From his acceptance speech for the National Book Award:
What has been missing from so much experimental writing has been the passionate will to dominate reality as well as the laws of art.
From the interview The Art of Fiction on Invisible Man:
The three parts [of the novel] represent the narrator’s movement from, using Kenneth Burke’s terms, purpose to passion to perception… After all, it’s a novel about innocence and human error, a struggle through illusion to reality. Each section begins with a sheet of paper; each piece of paper is exchanged for another and contains a definition of his identity, or the social role he is to play as defined for him by others. But all say essentially the same thing, ‘Keep this nigger boy running.’ Before he could have some voice in his own destiny he had to discard these old identities and illusions; his enlightenment couldn’t come until then.
The major flaw in the hero’s character is his unquestioning willingness to do what is required of him by others as a way to success, and this was the specific form of his ‘innocence.’

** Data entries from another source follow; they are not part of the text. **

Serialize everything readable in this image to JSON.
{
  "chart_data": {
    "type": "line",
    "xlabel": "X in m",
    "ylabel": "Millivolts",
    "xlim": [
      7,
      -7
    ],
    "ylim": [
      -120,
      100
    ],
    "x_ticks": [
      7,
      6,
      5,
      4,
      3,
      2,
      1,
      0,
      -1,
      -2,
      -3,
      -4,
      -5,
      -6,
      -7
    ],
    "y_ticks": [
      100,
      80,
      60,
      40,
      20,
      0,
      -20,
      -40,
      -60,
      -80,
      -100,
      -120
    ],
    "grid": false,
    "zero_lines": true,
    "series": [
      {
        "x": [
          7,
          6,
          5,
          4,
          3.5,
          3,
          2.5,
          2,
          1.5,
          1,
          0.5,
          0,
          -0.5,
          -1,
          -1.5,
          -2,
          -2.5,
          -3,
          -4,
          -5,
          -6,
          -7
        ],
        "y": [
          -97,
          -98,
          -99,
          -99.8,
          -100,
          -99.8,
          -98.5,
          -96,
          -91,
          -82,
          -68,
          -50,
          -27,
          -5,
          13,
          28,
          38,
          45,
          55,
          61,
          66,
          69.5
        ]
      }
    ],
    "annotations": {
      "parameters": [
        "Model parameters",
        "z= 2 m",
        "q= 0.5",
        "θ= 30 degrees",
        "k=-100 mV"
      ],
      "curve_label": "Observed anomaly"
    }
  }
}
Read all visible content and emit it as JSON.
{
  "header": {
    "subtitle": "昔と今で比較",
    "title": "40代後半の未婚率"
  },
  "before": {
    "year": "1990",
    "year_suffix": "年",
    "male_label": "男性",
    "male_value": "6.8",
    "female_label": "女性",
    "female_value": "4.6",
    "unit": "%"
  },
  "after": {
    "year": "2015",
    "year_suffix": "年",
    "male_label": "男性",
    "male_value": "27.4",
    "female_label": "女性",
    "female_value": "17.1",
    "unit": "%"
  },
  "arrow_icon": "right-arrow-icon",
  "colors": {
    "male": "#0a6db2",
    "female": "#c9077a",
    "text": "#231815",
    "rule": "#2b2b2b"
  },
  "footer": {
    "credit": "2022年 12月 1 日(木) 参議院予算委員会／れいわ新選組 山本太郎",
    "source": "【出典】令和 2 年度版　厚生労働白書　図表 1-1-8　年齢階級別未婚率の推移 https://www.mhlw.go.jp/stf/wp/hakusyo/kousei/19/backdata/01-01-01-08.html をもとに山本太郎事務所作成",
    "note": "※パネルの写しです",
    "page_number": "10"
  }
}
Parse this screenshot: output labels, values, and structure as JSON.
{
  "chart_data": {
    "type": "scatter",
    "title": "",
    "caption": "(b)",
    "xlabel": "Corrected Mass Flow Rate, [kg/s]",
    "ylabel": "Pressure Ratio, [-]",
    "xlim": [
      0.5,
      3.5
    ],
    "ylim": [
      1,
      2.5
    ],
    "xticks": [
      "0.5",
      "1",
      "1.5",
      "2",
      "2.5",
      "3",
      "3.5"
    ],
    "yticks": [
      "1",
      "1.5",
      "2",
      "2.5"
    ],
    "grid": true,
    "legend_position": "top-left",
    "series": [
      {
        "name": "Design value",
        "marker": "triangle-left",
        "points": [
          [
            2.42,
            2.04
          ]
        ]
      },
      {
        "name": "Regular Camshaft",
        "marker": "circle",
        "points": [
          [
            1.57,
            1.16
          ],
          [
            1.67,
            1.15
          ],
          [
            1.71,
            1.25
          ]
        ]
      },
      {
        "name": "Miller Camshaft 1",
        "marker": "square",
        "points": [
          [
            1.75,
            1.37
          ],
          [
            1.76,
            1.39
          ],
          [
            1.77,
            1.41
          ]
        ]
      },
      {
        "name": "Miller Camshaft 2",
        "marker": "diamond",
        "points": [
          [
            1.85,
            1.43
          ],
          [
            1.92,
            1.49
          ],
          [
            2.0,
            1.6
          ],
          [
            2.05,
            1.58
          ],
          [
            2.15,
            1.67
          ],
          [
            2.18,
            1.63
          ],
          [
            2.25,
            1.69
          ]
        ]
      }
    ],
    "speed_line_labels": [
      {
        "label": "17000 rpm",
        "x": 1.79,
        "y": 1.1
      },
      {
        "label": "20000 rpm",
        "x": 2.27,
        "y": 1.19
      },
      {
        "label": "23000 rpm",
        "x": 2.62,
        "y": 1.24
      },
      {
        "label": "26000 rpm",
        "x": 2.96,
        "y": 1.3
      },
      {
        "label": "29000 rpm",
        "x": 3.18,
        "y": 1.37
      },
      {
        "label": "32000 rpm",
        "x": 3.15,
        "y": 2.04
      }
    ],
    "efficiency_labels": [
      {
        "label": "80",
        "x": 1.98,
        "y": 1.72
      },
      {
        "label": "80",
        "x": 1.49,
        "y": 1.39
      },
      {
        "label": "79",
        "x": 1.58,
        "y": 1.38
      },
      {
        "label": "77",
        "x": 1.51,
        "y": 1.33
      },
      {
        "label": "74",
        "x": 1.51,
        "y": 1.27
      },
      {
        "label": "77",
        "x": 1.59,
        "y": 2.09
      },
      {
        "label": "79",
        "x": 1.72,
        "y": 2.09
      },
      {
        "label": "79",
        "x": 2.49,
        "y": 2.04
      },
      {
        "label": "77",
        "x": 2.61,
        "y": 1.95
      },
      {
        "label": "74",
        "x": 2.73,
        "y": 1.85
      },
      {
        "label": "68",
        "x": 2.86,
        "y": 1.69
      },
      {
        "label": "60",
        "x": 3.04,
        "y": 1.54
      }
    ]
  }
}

In the Epilogue the hero discovers what he had not discovered throughout the book: you have to make your own decisions; you have to think for yourself.
The hero’s invisibility is not a matter of being seen, but a refusal to run the risk of his own humanity, which involves guilt.
Ellison was a brilliant essay writer and an eloquent speaker. Pick up the book and you will find sentences critiquing Hemingway that are 200 words long.